Classics Tip


Kino-Eye & Three Songs Of Lenin (Region 1) - Vertov, Dziga
Releasedatum: 26 juni 2006
Dziga Vertov, whose renegade approach to cinema is best remembered in the legendary Man With a Movie Camera and his series of Kino-Pravda newsreels, demonstrates his mastery of montage in this 1924 feature previously unseen in the U.S. An outspoken critic of the purely plot-driven motion picture, Vertov challenged other filmmakers to rebel against the Western story-oriented cinema. Vertov argued that filmmakers should use their camera to capture "the chaos of visual phenomena filling the universe" and through clever editing, develop these random images into a more honest, more genuine record of the Soviet experience. Central to Kino-Eye are the activities of the Young Pioneers, a group of Soviet adolescents committed to serving the needy.
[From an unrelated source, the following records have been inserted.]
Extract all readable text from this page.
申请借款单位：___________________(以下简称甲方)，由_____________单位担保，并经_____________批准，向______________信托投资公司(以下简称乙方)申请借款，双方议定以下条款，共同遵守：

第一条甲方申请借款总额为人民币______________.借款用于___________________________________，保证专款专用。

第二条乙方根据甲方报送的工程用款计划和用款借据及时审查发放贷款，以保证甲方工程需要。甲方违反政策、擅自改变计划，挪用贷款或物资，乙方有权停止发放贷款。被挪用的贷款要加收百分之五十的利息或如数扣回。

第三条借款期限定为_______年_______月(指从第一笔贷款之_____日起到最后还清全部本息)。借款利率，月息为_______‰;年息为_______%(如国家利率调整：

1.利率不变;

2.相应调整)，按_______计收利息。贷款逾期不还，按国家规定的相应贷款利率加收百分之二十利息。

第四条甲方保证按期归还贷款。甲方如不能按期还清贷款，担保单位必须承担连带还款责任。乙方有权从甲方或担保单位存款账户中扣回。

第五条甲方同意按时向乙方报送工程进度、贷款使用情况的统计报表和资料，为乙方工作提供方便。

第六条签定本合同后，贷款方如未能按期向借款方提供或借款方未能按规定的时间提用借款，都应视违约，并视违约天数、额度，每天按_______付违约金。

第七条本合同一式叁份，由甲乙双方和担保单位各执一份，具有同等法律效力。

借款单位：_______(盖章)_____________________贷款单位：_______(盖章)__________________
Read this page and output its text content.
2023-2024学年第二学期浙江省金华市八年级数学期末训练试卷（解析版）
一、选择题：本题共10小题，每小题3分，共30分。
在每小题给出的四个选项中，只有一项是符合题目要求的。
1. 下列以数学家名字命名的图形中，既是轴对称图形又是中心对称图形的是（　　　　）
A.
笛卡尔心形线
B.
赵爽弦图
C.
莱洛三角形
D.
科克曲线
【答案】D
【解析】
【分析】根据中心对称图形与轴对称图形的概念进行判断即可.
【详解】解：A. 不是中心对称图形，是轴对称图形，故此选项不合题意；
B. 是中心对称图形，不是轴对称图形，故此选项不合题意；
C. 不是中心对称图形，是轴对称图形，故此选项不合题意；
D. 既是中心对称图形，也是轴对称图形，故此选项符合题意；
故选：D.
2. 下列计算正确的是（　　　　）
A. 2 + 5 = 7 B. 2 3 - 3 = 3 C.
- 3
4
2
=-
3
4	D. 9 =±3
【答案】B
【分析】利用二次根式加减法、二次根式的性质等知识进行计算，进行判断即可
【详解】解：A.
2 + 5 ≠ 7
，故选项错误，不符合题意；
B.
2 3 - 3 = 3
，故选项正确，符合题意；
These scenes of teen philanthropy are interwoven with playful cinematic experiments, as when Vertov charts the evolution of hamburger and bread by following its trail back to the farms and wheatfields from whence it came, and a ballet of high-diving that is eerily similar to the famous sequence in Leni Riefenstahl's Olympia. Kino-Eye is thus a fascinating film, not just for its aesthetic beauty and political significance, but for honestly documenting a society fresh from revolution, buoyed by idealism, ready to face the challenges of a difficult future. The final reel of Kino-Eye no longer exists, but has been approximated by the use of carefully selected outtake footage.